Based on this research, guanfacine has been investigated or used for a range of prefrontal cortical disorders beyond ADHD, including post-traumatic stress disorder in children, disinhibited behaviors in autism spectrum disorder, cognitive impairment associated with long COVID and traumatic brain injury, delirium, the cognitive biotype of depression, and genetic disorders that weaken synaptic function.

== Awards and honors ==
• 1998: MERIT Award, National Institutes of Health.

• 2002: Poorvu Family Award for Interdisciplinary Teaching, Yale College.

• 2008: NARSAD Distinguished Investigator Award.
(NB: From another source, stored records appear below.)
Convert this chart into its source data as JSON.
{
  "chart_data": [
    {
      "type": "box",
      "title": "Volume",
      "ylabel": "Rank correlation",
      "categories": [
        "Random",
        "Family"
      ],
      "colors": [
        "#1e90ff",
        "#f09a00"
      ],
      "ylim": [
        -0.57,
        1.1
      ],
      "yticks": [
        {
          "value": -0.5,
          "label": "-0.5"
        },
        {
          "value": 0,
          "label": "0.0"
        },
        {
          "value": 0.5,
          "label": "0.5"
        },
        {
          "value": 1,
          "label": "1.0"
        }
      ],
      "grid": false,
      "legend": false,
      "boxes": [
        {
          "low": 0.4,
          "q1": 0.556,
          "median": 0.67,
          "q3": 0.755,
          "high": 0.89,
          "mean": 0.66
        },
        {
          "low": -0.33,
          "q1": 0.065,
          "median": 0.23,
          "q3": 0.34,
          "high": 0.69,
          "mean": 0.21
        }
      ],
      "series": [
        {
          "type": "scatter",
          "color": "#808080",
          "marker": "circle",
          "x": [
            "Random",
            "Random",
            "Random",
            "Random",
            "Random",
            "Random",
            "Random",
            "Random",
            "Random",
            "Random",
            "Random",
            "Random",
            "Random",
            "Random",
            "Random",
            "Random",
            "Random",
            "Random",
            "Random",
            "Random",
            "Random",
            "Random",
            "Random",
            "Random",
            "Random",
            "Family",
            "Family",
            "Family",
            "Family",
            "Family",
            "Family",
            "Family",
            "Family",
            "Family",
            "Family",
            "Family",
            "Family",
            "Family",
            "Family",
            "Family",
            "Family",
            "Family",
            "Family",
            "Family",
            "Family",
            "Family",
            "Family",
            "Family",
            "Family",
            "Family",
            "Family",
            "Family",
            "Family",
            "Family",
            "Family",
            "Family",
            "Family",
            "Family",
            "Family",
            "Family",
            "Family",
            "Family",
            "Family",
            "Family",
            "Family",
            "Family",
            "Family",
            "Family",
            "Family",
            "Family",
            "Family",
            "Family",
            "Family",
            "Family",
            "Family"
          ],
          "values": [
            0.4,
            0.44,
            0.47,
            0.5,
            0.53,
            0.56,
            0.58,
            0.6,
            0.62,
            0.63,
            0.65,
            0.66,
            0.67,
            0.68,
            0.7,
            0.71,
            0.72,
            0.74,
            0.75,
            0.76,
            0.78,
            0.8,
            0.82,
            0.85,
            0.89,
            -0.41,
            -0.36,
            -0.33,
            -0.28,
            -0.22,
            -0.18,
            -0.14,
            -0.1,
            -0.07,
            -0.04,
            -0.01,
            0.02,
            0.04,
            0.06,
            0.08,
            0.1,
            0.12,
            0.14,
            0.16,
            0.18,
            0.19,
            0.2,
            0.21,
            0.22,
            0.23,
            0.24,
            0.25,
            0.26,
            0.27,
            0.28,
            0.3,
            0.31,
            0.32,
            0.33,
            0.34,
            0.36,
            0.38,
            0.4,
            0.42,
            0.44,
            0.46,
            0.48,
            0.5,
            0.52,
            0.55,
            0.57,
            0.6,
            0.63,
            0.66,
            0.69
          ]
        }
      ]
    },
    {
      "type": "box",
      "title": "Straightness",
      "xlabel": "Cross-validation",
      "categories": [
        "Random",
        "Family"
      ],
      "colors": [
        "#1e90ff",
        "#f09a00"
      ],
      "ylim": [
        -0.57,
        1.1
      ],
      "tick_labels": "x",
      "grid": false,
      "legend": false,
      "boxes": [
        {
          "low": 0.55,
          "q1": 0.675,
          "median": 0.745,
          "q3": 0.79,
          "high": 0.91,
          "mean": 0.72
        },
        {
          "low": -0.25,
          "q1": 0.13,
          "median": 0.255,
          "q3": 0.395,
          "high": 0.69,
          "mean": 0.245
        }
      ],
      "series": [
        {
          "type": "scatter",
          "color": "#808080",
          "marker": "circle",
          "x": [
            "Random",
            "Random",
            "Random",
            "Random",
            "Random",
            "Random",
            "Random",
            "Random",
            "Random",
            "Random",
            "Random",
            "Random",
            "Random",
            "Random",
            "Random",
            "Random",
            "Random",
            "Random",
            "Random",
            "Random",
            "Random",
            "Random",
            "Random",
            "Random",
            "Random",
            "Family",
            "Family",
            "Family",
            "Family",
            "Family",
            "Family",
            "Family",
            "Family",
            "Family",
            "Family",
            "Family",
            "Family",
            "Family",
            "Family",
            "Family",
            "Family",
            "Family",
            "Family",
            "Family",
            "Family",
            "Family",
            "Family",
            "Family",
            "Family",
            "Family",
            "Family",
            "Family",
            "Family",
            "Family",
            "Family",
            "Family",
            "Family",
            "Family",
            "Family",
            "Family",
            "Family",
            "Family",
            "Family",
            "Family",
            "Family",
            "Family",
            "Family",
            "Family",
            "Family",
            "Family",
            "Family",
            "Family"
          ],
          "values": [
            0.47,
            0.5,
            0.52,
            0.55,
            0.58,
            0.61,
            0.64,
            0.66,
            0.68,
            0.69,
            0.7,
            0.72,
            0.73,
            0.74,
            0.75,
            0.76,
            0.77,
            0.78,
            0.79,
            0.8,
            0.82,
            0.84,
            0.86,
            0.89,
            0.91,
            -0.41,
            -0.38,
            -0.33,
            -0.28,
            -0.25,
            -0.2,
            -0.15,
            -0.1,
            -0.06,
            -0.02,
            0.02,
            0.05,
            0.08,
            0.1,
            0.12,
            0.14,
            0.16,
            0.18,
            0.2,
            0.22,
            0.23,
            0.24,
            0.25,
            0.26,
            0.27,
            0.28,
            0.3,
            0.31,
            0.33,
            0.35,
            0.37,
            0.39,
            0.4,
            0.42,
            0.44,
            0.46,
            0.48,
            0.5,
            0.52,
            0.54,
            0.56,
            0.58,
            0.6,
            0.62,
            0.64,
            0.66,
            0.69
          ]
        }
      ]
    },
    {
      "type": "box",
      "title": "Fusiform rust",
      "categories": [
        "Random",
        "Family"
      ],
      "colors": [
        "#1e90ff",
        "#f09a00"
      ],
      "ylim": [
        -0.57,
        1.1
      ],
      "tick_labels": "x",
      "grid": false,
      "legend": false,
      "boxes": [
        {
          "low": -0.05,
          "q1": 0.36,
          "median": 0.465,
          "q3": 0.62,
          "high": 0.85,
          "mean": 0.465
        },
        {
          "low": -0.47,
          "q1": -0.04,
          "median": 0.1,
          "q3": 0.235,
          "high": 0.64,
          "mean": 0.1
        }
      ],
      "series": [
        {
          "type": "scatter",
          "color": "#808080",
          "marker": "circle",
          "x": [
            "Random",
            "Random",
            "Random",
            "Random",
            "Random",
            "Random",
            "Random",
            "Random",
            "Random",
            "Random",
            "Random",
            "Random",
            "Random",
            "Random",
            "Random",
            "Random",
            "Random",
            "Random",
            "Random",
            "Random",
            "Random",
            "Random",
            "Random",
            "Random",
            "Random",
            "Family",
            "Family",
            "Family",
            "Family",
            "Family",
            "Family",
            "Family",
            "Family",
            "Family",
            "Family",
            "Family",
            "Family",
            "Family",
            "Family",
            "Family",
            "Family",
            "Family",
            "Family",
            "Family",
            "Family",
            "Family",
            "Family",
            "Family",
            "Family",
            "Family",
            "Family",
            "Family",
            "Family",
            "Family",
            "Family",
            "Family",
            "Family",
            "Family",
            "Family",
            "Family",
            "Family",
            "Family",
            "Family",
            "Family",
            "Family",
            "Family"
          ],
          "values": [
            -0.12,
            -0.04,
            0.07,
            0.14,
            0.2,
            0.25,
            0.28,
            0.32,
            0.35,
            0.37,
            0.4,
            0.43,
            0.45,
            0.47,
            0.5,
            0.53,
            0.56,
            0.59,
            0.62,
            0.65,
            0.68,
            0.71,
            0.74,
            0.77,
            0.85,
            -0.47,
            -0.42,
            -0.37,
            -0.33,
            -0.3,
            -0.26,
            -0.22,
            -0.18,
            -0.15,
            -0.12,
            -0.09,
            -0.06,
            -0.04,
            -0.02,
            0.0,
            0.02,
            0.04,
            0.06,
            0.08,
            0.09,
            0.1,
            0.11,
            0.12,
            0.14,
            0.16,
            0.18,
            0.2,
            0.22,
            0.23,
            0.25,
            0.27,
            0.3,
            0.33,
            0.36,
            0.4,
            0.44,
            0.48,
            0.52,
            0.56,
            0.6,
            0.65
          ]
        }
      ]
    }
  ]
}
• 2013: NIH Director’s Pioneer Award. The award supports scientists with outstanding records of creativity pursuing new research directions; Arnsten’s funded project was titled “Highly Evolved Brain Circuits in Primates: Molecular Vulnerabilities for Disease.”

• 2014: Nansen Neuroscience Lecture, Norwegian Academy of Science and Letters, Oslo.

• 2015: Goldman-Rakic Prize for Outstanding Achievement in Cognitive Neuroscience.

• 2017: Elected Member of the National Academy of Medicine, recognized for her discovery of guanfacine for the treatment of prefrontal cortical disorders.

• 2025: Alan Hodgkin Plenary Lecture.

• 2026: Peter Seeburg Integrative Neuroscience Prize, Society for Neuroscience and Federation of European Neuroscience Societies.